From VMWare's "San Configuration Guide" P.118, it says you should set Disk.UseDeviceReset=1. Has this changed?
Also from this discussion http://www.vmware.com/community/thread.jspa?messageID=749388 it appears that this might be a known issue that can't be fixed?
--Carl
-----Original Message----- From: Glenn Dekhayser [mailto:gdekhayser@voyantinc.com] Sent: Thursday, September 20, 2007 8:24 AM To: Carl Howell Cc: toasters@mathworks.com Subject: RE: ESX FC Give & Take
I have a client with the exact same problem. VMWAre's response:
" Please try the following changes:
On your Netapp system, enter the following commands
"fcp config 0c down" and wait a few minutes.
Enable this port manually by entering the "fcp config 0c up" command.
Alternatively, executing an "fcp stop" and "fcp start" in short succession (no waiting time required) also resolves the issue.
To ensure proper operation, you must reset the FC connection after entering the "cf giveback" command. This can be done on the VMWare ESX host by entering the following commands:
esxcfg-module -s qlport_down_retry=60 <HBA-name> esxcfg-advcfg -s 0 /Disk/UseLunReset esxcfg-advcfg -s 0 /Disk/UseDeviceReset
These settings will result in the following type message on the console after a giveback:
Thu Oct 12 09:26:24 CEST [lk-san1a: scsitarget.ispfct.targetReset:CRITICAL]: FCP Target: Target Reset (from port 210000e08b0e922a), aborting all SCSI commands Once the connection is reset, it should work properly. Last Updated: 13 OCT 2006 "
-----Original Message----- From: owner-toasters@mathworks.com [mailto:owner- toasters@mathworks.com] On Behalf Of Carl Howell Sent: Wednesday, September 19, 2007 5:52 PM To: toasters@mathworks.com Subject: ESX FC Give & Take
I'm troubleshooting an issue we're having with three ESX 3.01 hosts connected to a FAS3050c via Fibre Channel.
After a takeover of the filer node that has active VM/LUN's running on it, the following appears in the /var/log/vmkernel file of the ESX
host
that owns the active VM's:
Device vmhba2:0:2 has disappeared but is currently in use and could
not
be removed. Device vmhba2:0:3 has disappeared but is currently in use and could
not
be removed.
On the other two ESX hosts, this appears in the /var/log/vmkernel
file:
Device vmhba2:0:2 has disappeared and has been removed. Device vmhba2:0:3 has disappeared and has been removed.

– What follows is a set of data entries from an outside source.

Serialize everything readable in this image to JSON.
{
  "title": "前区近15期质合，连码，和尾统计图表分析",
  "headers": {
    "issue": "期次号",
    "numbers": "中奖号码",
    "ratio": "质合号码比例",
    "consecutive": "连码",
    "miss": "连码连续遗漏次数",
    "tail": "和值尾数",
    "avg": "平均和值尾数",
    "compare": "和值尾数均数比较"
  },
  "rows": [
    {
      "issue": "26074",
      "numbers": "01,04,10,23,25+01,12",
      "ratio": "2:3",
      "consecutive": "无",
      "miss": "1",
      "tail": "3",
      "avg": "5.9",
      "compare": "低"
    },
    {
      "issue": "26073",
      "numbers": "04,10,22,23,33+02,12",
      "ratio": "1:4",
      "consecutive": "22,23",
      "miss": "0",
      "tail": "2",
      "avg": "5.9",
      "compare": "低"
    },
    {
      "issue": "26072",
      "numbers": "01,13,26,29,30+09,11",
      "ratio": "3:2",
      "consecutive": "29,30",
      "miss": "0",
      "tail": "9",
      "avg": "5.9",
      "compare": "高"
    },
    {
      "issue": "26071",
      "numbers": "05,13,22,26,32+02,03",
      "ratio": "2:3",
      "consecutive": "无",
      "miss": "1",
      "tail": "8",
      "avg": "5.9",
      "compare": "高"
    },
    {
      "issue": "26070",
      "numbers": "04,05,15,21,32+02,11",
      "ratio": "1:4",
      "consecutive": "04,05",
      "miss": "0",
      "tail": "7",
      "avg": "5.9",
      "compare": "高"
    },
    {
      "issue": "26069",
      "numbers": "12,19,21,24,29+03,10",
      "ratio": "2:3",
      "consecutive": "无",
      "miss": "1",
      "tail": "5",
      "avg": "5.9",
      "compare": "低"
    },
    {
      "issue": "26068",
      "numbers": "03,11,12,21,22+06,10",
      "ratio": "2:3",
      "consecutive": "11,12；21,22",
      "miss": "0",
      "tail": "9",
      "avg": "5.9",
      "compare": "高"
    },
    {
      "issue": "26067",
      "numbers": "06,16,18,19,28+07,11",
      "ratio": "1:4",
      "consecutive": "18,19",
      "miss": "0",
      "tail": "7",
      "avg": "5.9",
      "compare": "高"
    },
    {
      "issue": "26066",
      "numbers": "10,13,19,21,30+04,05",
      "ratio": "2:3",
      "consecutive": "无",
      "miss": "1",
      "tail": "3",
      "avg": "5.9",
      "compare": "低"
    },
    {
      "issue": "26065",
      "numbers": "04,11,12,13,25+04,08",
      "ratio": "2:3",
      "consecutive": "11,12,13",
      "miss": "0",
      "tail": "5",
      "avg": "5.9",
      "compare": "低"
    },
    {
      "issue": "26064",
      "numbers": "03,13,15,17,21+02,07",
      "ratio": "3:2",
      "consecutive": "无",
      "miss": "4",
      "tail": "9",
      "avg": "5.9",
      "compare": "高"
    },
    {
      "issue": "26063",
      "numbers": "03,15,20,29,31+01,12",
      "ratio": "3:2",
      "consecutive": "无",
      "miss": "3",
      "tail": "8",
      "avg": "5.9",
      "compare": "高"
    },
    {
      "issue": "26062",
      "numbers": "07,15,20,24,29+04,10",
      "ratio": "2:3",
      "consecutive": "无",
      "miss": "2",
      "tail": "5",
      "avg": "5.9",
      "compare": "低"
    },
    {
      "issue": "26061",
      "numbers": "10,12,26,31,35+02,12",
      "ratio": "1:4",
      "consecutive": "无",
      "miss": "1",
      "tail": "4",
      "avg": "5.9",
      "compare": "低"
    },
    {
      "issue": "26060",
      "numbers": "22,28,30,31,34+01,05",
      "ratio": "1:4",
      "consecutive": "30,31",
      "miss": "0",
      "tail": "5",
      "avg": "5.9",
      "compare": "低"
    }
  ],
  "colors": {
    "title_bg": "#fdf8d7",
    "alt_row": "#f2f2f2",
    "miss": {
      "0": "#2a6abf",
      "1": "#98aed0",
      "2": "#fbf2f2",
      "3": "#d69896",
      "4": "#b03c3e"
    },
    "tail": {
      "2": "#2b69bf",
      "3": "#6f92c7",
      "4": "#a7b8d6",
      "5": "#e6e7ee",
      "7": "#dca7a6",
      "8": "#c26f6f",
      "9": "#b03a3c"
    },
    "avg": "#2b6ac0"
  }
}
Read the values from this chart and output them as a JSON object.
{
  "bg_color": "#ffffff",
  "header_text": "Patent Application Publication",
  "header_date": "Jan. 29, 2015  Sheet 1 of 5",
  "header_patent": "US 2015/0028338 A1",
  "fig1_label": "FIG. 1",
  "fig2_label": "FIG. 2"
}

Now, the VM's survive the takeover and are still up and running, but
if
I attempt a giveback, all three hosts lose access to these LUN's and the VM's go down.
It appears to me that the ESX host that owns the active VM's has a
SCSI
reservation to these LUN's and a takeover is not enough to cause it to reset and remove that reservation(even though the paths failover properly).
This type of behavior is mentioned in http://www.vmware.com/community/thread.jspa?messageID=752442.
All of the timeout values have been verified etc. . .
Thanks in advance for the help,
--Carl